Evaluate responses with benchmarks
Benchmarks allow you to scale up testing and evaluation of individual responses in a Genie space. Unlike instructions, benchmarks are meant to evaluate, not inform, your Genie space. Genie does not use benchmark questions or example SQL to improve Genie's context.
Using benchmarks, you can run a collection of test questions and use the responses to measure Genie's accuracy. Optionally, you can include a SQL statement that returns the expected results. When the benchmark question runs, Genie's response is compared to the results provided by the SQL statement and scored for accuracy. The question is marked for review if no SQL answer has been provided.
See Use benchmarks in a Genie space.
Privacy and security
Q: What model does Genie use?
Genie is a Databricks AI-powered feature. It uses a compound AI system that combines the use of AI models, retrieval, ranking, and personalization systems to understand your organization's data and usage patterns. To learn more, see Databricks AI-powered features.
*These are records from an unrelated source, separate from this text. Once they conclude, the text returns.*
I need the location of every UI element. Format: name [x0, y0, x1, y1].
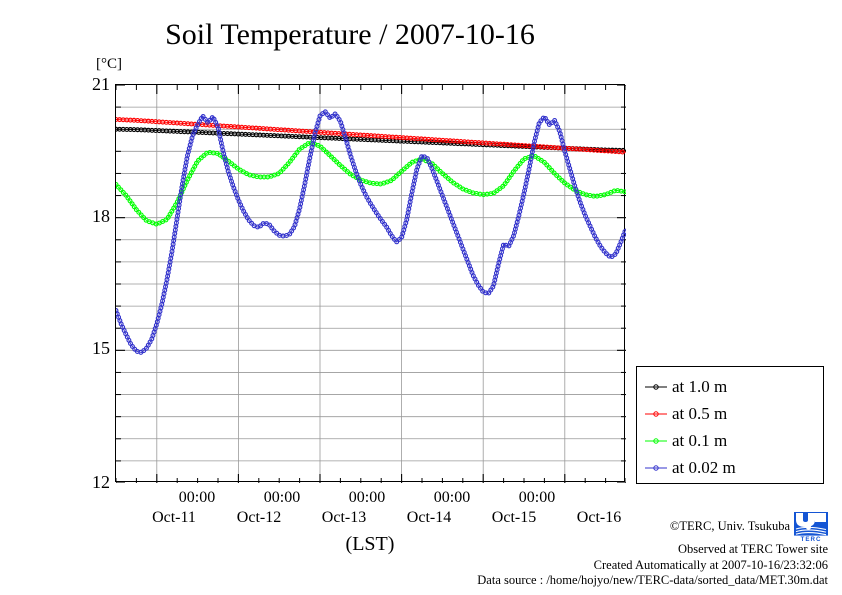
- x-tick-time-0: 00:00: [178, 489, 216, 506]
- x-tick-time-1: 00:00: [263, 489, 301, 506]
- copyright-text: ©TERC, Univ. Tsukuba: [669, 519, 790, 534]
- legend-item-2[interactable]: at 0.1 m: [645, 427, 823, 454]
- x-tick-time-3: 00:00: [433, 489, 471, 506]
- x-tick-date-oct-14: Oct-14: [406, 509, 452, 526]
- legend-marker-icon-3: [645, 462, 667, 474]
- y-axis-unit-label: [°C]: [96, 56, 122, 72]
- series-1: [116, 117, 626, 155]
- x-tick-date-oct-13: Oct-13: [321, 509, 367, 526]
- x-tick-time-2: 00:00: [348, 489, 386, 506]
- page-title: Soil Temperature / 2007-10-16: [165, 18, 535, 51]
- terc-logo-icon: TERC: [794, 512, 828, 542]
- y-tick-label-15: 15: [92, 338, 110, 358]
- legend-item-0[interactable]: at 1.0 m: [645, 373, 823, 400]
- x-tick-date-oct-12: Oct-12: [236, 509, 282, 526]
- x-tick-time-4: 00:00: [518, 489, 556, 506]
- legend-marker-icon-0: [645, 381, 667, 393]
- plot-area: [115, 84, 626, 483]
- data-source-text: Data source : /home/hojyo/new/TERC-data/…: [477, 573, 828, 587]
- legend-label-0: at 1.0 m: [672, 376, 728, 396]
- y-tick-label-21: 21: [92, 74, 110, 94]
- x-tick-date-oct-11: Oct-11: [152, 509, 196, 526]
- plot-canvas: [116, 85, 626, 483]
- x-axis-title: (LST): [345, 533, 395, 555]
- legend-label-3: at 0.02 m: [672, 457, 736, 477]
- legend-marker-icon-2: [645, 435, 667, 447]
- series-3: [116, 109, 626, 355]
- x-tick-date-oct-15: Oct-15: [491, 509, 537, 526]
- y-tick-label-18: 18: [92, 206, 110, 226]
- series-2: [116, 140, 626, 227]
- data-series-group: [116, 109, 626, 355]
- legend: at 1.0 m at 0.5 m at 0.1 m at 0.02 m: [636, 366, 824, 484]
- created-text: Created Automatically at 2007-10-16/23:3…: [593, 557, 828, 572]
- legend-label-1: at 0.5 m: [672, 403, 728, 423]
- legend-item-1[interactable]: at 0.5 m: [645, 400, 823, 427]
- x-tick-date-oct-16: Oct-16: [576, 509, 622, 526]
- y-tick-label-12: 12: [92, 472, 110, 492]
- observed-text: Observed at TERC Tower site: [677, 542, 828, 556]
- footer: ©TERC, Univ. Tsukuba TERC Observed at TE…: [408, 512, 828, 589]
- legend-marker-icon-1: [645, 408, 667, 420]
- copyright-line: ©TERC, Univ. Tsukuba TERC: [408, 512, 828, 542]
- legend-label-2: at 0.1 m: [672, 430, 728, 450]
- legend-item-3[interactable]: at 0.02 m: [645, 454, 823, 481]
- svg-text:TERC: TERC: [801, 536, 822, 542]
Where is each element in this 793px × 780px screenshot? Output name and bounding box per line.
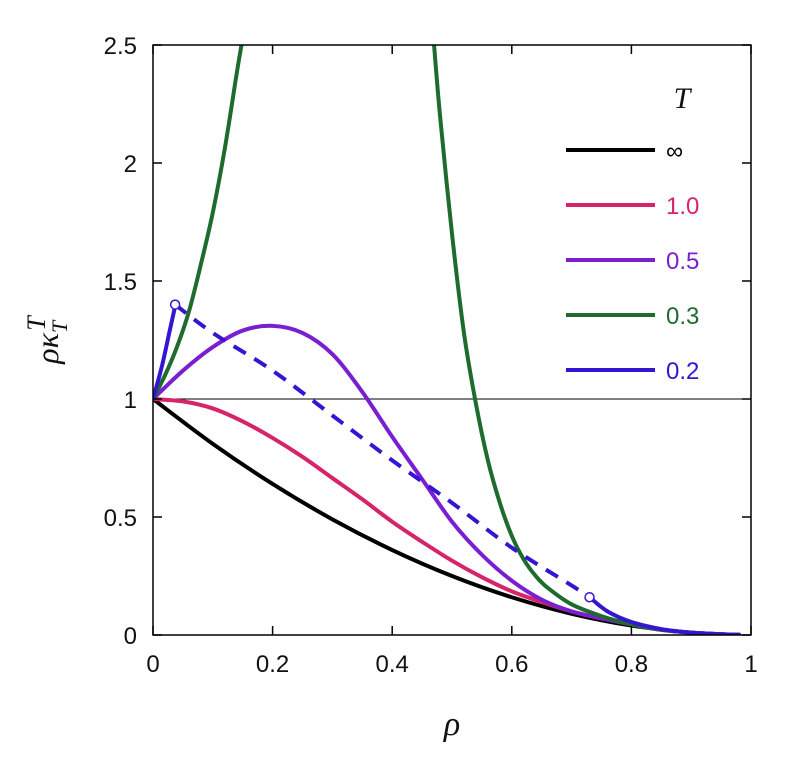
legend-label: 0.2 — [666, 358, 699, 385]
series-layer — [153, 45, 742, 635]
y-tick-label: 2 — [124, 151, 137, 178]
y-tick-label: 1 — [124, 387, 137, 414]
y-axis-title-sub: T — [47, 319, 72, 333]
y-axis-title: ρκTT — [22, 315, 72, 365]
y-tick-label: 0 — [124, 623, 137, 650]
x-tick-label: 0.8 — [615, 651, 648, 678]
critical-point-marker — [169, 299, 181, 310]
x-tick-label: 0.4 — [376, 651, 409, 678]
x-tick-label: 0.6 — [495, 651, 528, 678]
y-tick-label: 0.5 — [104, 505, 137, 532]
x-tick-label: 0 — [146, 651, 159, 678]
x-tick-label: 1 — [744, 651, 757, 678]
y-axis-title-main: ρκ — [29, 332, 65, 364]
series-line-4 — [153, 302, 178, 401]
legend-label: 0.3 — [666, 303, 699, 330]
y-tick-label: 1.5 — [104, 269, 137, 296]
legend: T ∞ 1.0 0.5 0.3 0.2 — [566, 82, 699, 385]
legend-title: T — [674, 82, 693, 115]
series-line-3 — [432, 45, 742, 635]
series-line-2 — [153, 323, 742, 635]
legend-label: 0.5 — [666, 248, 699, 275]
series-line-3 — [153, 45, 244, 401]
critical-point-marker — [584, 591, 595, 603]
y-axis-title-sup: T — [22, 315, 51, 331]
tick-layer: 0 0.2 0.4 0.6 0.8 1 0 0.5 1 1.5 2 2.5 — [104, 33, 758, 678]
dashed-boundary-line — [173, 303, 591, 599]
x-tick-label: 0.2 — [256, 651, 289, 678]
marker-layer — [169, 299, 595, 603]
y-tick-label: 2.5 — [104, 33, 137, 60]
legend-label: ∞ — [666, 138, 683, 165]
plot-frame — [152, 44, 752, 636]
legend-label: 1.0 — [666, 193, 699, 220]
series-line-4 — [587, 595, 742, 635]
x-axis-title: ρ — [443, 706, 460, 743]
svg-text:ρκTT: ρκTT — [22, 315, 72, 365]
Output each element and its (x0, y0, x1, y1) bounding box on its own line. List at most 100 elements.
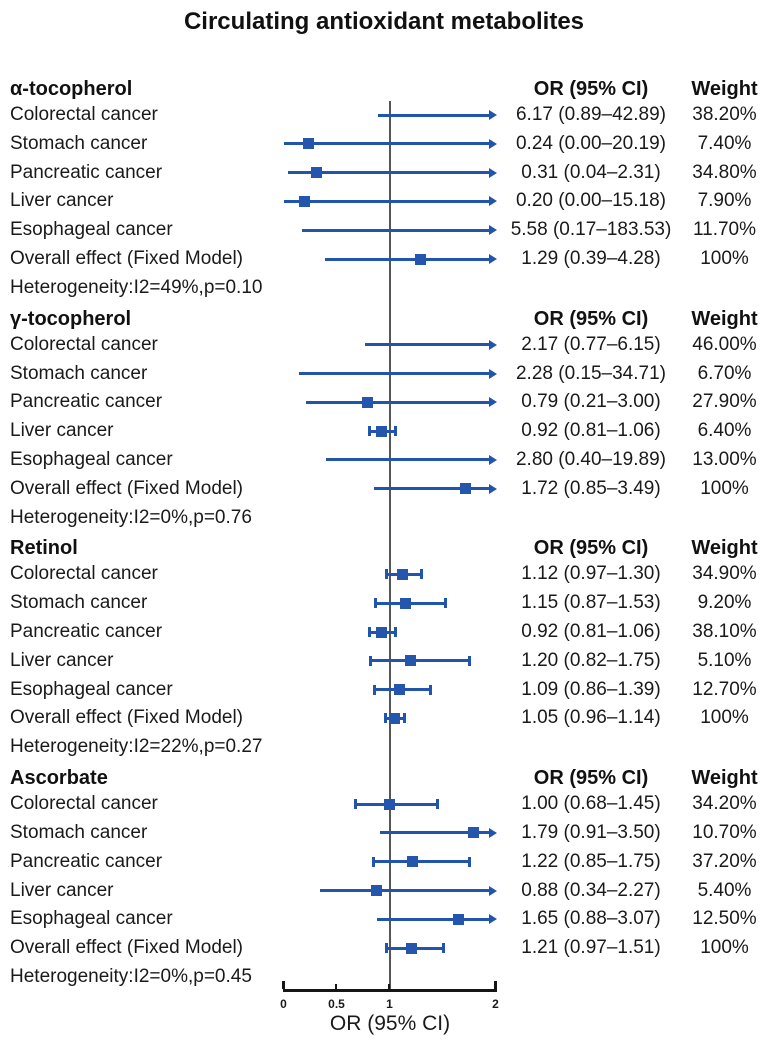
section-header: Ascorbate (10, 767, 108, 790)
row-label: Liver cancer (10, 649, 114, 671)
weight-value: 100% (700, 937, 749, 959)
or-marker (452, 913, 464, 925)
or-marker (303, 138, 315, 150)
axis-tick (282, 981, 285, 989)
heterogeneity-text: Heterogeneity:I2=22%,p=0.27 (10, 736, 263, 758)
weight-column-header: Weight (691, 767, 758, 790)
arrow-right-icon (489, 483, 497, 494)
or-value: 0.79 (0.21–3.00) (521, 391, 661, 413)
ci-cap-right (467, 655, 471, 666)
weight-value: 12.50% (692, 908, 757, 930)
heterogeneity-text: Heterogeneity:I2=49%,p=0.10 (10, 276, 263, 298)
weight-value: 5.40% (697, 879, 752, 901)
heterogeneity-text: Heterogeneity:I2=0%,p=0.45 (10, 965, 252, 987)
ci-cap-right (429, 684, 433, 695)
arrow-right-icon (489, 138, 497, 149)
or-value: 5.58 (0.17–183.53) (510, 219, 672, 241)
arrow-right-icon (489, 254, 497, 264)
row-label: Stomach cancer (10, 592, 148, 614)
axis-tick (388, 984, 390, 989)
ci-line (376, 917, 490, 921)
row-label: Pancreatic cancer (10, 850, 163, 872)
chart-title: Circulating antioxidant metabolites (183, 8, 585, 35)
row-label: Colorectal cancer (10, 104, 158, 125)
arrow-right-icon (489, 110, 497, 120)
ci-cap-left (367, 426, 371, 437)
section-header: α-tocopherol (10, 78, 133, 100)
or-marker (414, 253, 426, 265)
or-column-header: OR (95% CI) (533, 78, 649, 100)
ci-line (299, 372, 490, 375)
weight-value: 5.10% (697, 649, 752, 671)
row-label: Colorectal cancer (10, 563, 158, 585)
arrow-right-icon (489, 196, 497, 207)
axis-tick (335, 984, 337, 989)
or-value: 0.24 (0.00–20.19) (515, 132, 666, 154)
ci-cap-right (394, 426, 398, 437)
section-header: Retinol (10, 537, 78, 560)
ci-cap-left (383, 713, 387, 724)
or-value: 0.88 (0.34–2.27) (521, 879, 661, 901)
or-value: 0.92 (0.81–1.06) (521, 621, 661, 642)
heterogeneity-text: Heterogeneity:I2=0%,p=0.76 (10, 506, 252, 528)
ci-cap-right (402, 713, 406, 724)
ci-cap-left (374, 598, 378, 609)
weight-value: 10.70% (692, 821, 757, 843)
axis-tick-label: 0 (280, 997, 287, 1011)
or-value: 1.05 (0.96–1.14) (521, 707, 661, 729)
or-value: 0.31 (0.04–2.31) (521, 161, 661, 183)
weight-value: 46.00% (692, 333, 757, 355)
ci-line (287, 171, 490, 175)
ci-cap-right (467, 856, 471, 867)
or-value: 2.17 (0.77–6.15) (521, 333, 661, 355)
or-marker (384, 798, 395, 810)
ci-cap-right (442, 943, 446, 954)
weight-value: 34.20% (692, 793, 757, 815)
arrow-right-icon (489, 397, 497, 408)
or-value: 1.29 (0.39–4.28) (521, 248, 661, 269)
ci-cap-left (367, 627, 371, 637)
or-marker (310, 167, 322, 179)
ci-line (325, 458, 490, 462)
or-value: 2.28 (0.15–34.71) (515, 362, 666, 384)
arrow-right-icon (489, 368, 497, 379)
weight-value: 38.10% (692, 621, 757, 642)
ci-line (379, 831, 490, 835)
weight-column-header: Weight (691, 537, 758, 560)
ci-line (283, 199, 490, 203)
axis-tick-label: 2 (492, 997, 499, 1011)
reference-line (388, 101, 391, 990)
ci-line (373, 487, 490, 491)
or-marker (460, 483, 472, 495)
axis-tick-label: 0.5 (328, 997, 345, 1011)
or-value: 0.20 (0.00–15.18) (515, 190, 666, 212)
or-value: 1.12 (0.97–1.30) (521, 563, 661, 585)
or-value: 1.00 (0.68–1.45) (521, 793, 661, 815)
ci-cap-left (373, 684, 377, 695)
or-marker (406, 942, 418, 954)
row-label: Stomach cancer (10, 821, 148, 843)
weight-column-header: Weight (691, 78, 758, 100)
weight-value: 38.20% (692, 104, 757, 125)
ci-line (301, 228, 490, 232)
axis-tick (494, 981, 497, 989)
or-value: 1.22 (0.85–1.75) (521, 850, 661, 872)
row-label: Esophageal cancer (10, 908, 173, 930)
row-label: Pancreatic cancer (10, 621, 163, 642)
or-column-header: OR (95% CI) (533, 767, 649, 790)
or-marker (375, 626, 387, 638)
or-value: 1.09 (0.86–1.39) (521, 678, 661, 700)
or-column-header: OR (95% CI) (533, 307, 649, 330)
weight-value: 37.20% (692, 850, 757, 872)
row-label: Colorectal cancer (10, 793, 158, 815)
ci-cap-left (354, 799, 358, 810)
weight-value: 6.70% (697, 362, 752, 384)
or-marker (467, 827, 479, 839)
or-value: 1.72 (0.85–3.49) (521, 477, 661, 499)
or-value: 1.15 (0.87–1.53) (521, 592, 661, 614)
ci-line (377, 113, 490, 117)
or-value: 2.80 (0.40–19.89) (515, 448, 666, 470)
row-label: Liver cancer (10, 190, 114, 212)
axis-tick-label: 1 (386, 997, 393, 1011)
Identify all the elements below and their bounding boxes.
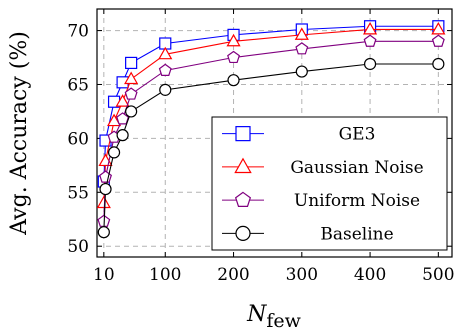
series-line-3 [103,63,439,233]
legend-label-1: Gaussian Noise [290,158,423,178]
data-point-1-6 [226,33,241,47]
legend-box [211,116,448,251]
data-point-3-4 [125,105,138,118]
data-point-2-3 [116,112,130,125]
data-point-1-0 [96,195,111,209]
x-tick-label-100: 100 [149,265,181,285]
x-tick-label-300: 300 [286,265,318,285]
data-point-3-1 [99,182,112,196]
data-point-2-1 [99,170,112,183]
legend-marker-3 [235,225,251,241]
x-tick-label-200: 200 [217,265,249,285]
legend-label-2: Uniform Noise [294,191,420,211]
legend-label-0: GE3 [339,125,376,145]
data-point-1-4 [124,71,139,85]
data-point-3-9 [432,57,445,71]
data-point-2-8 [363,34,377,47]
x-tick-label-10: 10 [93,265,115,285]
y-tick-label-60: 60 [67,129,89,149]
data-point-2-7 [295,42,309,55]
x-axis-label-sub: few [266,310,301,332]
legend-marker-2 [234,191,252,207]
data-point-1-7 [294,27,309,40]
y-tick-label-65: 65 [67,75,89,95]
y-axis-label: Avg. Accuracy (%) [7,31,32,236]
data-point-0-4 [125,56,138,70]
data-point-2-6 [227,50,240,64]
data-point-3-5 [159,83,172,96]
data-point-3-7 [295,65,308,78]
x-tick-label-500: 500 [422,265,454,285]
data-point-1-3 [115,94,130,107]
legend: GE3 Gaussian Noise Uniform Noise Baseline [211,116,448,251]
x-axis-label-main: N [246,302,267,327]
y-tick-label-50: 50 [67,237,89,257]
legend-marker-1 [234,157,252,174]
data-point-3-3 [116,129,129,142]
data-point-2-9 [431,34,445,47]
data-point-1-2 [106,113,122,127]
legend-marker-0 [235,126,251,142]
legend-label-3: Baseline [320,224,393,244]
data-point-3-0 [97,226,110,239]
series-line-0 [103,25,439,182]
plot-frame [96,8,453,258]
data-point-1-8 [362,21,378,35]
x-tick-label-400: 400 [354,265,386,285]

Q: What data is being sent to the model?
Genie uses your prompt, relevant table metadata and values, errors, as well as input code or queries when generating a response.
To process responses, Genie uses the following:
- The natural language prompt submitted by the user
- Table names and descriptions
- Column titles, descriptions, and sample values
- General instructions
- Example SQL queries
- SQL functions
Q: Does Azure OpenAI store my data?
No. When using Azure OpenAI models through Databricks, Microsoft does not store prompts or responses for any period of time at any level, not even in network logs. This includes data that would normally be used for abuse monitoring. Databricks has opted out of Azure OpenAI's abuse monitoring and human review, so Microsoft does not retain or inspect any data sent by Genie. For more information, see Microsoft's documentation.
Q: Where are Genie responses stored?
Genie responses are stored in the Azure Databricks control plane.
Q: Is row-level filtering supported in a Genie space?
Yes, privileges granted in Unity Catalog control which users can access specific data objects. If row filters or column masks are applied to a data object, they control which values are returned in the result set. See Row filters and column masks.
Q: How is my traffic routed through Geos?
Genie is deployed in the US, EU, AUS, and India.
Traffic routing depends on your region and whether cross-Geo processing is enabled (Enforce data processing within workspace Geography for Designated Services is Disabled):
- EU: Traffic always routes through the EU, regardless of cross-Geo processing.
- US: Traffic always routes through the US, regardless of cross-Geo processing.
- India and AUS:
- If cross-Geo processing is disabled: Traffic is guaranteed to stay within your region.
- If cross-Geo processing is enabled: Traffic always routes through the US.
- All other regions:
- If cross-Geo processing is disabled: Genie will not work.
- If cross-Geo processing is enabled: Traffic routes through the US.